Table 7 Comparing the MDNN performance on Large FARSDAT when it is trained only on FARSDAT dataset with when it is fine-tuned on Large FARSDAT by using two semi-supervised learning algorithms

Since Large FARSDAT has only phonemic transcription for each word, in order to evaluate the network performance, the recognition results of the network for each utterance were given to the Viterbi decoder to yield the phonetic sequence of its input. Therefore, the obtained phonetic sequence of that utterance was compared with its phonemic sequence. In this way, phoneme recognition rate of the network was calculated.

6.3.2 Performance of the speaker adaptation methods on Large FARSDAT

In this section, the proposed adaptation methods are implemented to adapt the trained MDNN in the previous subsection on Large FARSDAT. Performing the nonlinear normalization method required frame-level transcription. Thus, the optimal phonetic transcription that was achieved in the previous section was implemented. Then, nonlinear normalization was performed as it was indicated in Sect. 5. In order to perform the model-based adaptation method, since the training speakers in this dataset are fewer than those of FARSDAT, a speaker recognition network with fewer neurons was used. The output layer of this network had 96 neurons, and its top most hidden layer had 256 neurons. Table 8 shows the results obtained by performing these adaptation methods on Large FARSDAT. As it is illustrated in this table, the nonlinear normalization method can not greatly increase the phoneme recognition rate of the MDNN. This may be due to the sensibility of this method to recognition results of the speech recognition network. Therefore, the method becomes inappropriate for not accurately phonetic transcribed datasets.
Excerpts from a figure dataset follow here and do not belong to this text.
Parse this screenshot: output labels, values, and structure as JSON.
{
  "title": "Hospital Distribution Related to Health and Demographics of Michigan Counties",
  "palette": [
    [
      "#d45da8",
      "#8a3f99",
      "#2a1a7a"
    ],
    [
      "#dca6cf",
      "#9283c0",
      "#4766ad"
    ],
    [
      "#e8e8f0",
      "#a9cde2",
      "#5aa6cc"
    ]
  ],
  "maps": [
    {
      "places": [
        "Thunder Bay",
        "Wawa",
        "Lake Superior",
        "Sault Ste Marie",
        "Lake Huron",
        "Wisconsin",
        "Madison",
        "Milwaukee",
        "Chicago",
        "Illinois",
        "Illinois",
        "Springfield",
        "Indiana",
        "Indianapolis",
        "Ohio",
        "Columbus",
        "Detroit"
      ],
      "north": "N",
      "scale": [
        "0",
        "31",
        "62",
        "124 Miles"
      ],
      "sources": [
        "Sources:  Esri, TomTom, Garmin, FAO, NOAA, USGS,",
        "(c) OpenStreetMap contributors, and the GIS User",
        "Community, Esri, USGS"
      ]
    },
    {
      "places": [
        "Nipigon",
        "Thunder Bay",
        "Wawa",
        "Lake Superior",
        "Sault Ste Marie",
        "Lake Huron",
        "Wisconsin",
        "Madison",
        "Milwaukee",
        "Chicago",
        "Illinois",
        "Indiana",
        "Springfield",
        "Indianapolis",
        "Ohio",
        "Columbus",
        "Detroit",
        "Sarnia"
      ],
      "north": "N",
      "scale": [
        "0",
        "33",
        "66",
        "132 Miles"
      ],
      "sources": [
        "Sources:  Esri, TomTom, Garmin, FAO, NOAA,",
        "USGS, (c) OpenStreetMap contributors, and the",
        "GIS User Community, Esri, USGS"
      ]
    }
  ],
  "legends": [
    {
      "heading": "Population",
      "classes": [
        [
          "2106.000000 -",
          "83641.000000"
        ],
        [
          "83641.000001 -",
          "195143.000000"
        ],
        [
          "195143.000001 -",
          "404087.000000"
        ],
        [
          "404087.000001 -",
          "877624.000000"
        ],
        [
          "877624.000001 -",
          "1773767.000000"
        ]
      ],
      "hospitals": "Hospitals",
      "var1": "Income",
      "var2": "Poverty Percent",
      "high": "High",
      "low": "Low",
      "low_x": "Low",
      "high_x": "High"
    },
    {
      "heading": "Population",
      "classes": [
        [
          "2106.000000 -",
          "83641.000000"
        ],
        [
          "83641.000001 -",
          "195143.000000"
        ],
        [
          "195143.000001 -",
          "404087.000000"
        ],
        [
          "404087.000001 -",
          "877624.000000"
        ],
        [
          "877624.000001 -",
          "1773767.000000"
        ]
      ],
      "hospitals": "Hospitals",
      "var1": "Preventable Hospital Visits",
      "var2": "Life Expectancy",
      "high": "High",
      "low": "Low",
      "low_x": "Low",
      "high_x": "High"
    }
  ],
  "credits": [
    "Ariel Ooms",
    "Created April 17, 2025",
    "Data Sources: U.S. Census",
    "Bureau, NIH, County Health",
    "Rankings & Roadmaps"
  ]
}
However, the model adaptation method improves MDNN performance by 1 %.

Table 8 Performance of the proposed speaker adaptation methods implemented on trained MDNN with DST structure on Large FARSDAT

7 Conclusions

In this article, a growing modular deep neural network for continuous speech recognition is proposed. The special structure of this network and the suggested pre-training procedure for that, make it efficient for both aspects of speech recognition accuracy and training cost. By expanding this network into a double spatiotemporal architecture, it can be trained sequentially to learn the phonetic sequences subspace. Therefore, this sequentially trained network improves the recognition accuracy. As far as we know, it is the first time that both sequential and acoustic information are trained to an integrated network. Afterward, to improve the recognition performance of the proposed network, two speaker adaptation methods motivated by a special mode of signal processing in the human brain are proposed. The first method relies on nonlinear normalization of speech representations iteratively. In the second method, the phone recognition model adapts its decision regions based on the information extracted from a separate speaker recognition model. The proposed MDNN structure and the strategies proposed for developing it are examined on two Persian speech datasets: FARSDAT with frame-level phonetic transcription and Large FARSDAT without that. Since there is no frame-level phonetic transcription for Large FARSDAT, a semi-supervised learning algorithm is suggested to train the MDNN and its extended structure on this dataset. Experimental results have shown that all of the developmental strategies are effective for a continuous speech recognition task on both FARSDAT and Large FARSDAT.

In future works, we would like to develop the deep modular neural network such that it can recognize syllables and words in an integrative manner when it moves on the speech signal. Due to the complexities that these speech units have, besides growing the network, some additive modules that feed the grown network with useful information seems to be required. Moreover, it appears that in the second adaptation method, speech recognition network also has an influence on the speaker recognition results. So, for future works, there can be a modification in this method that strongly will have a significant effect on speech recognition accuracy.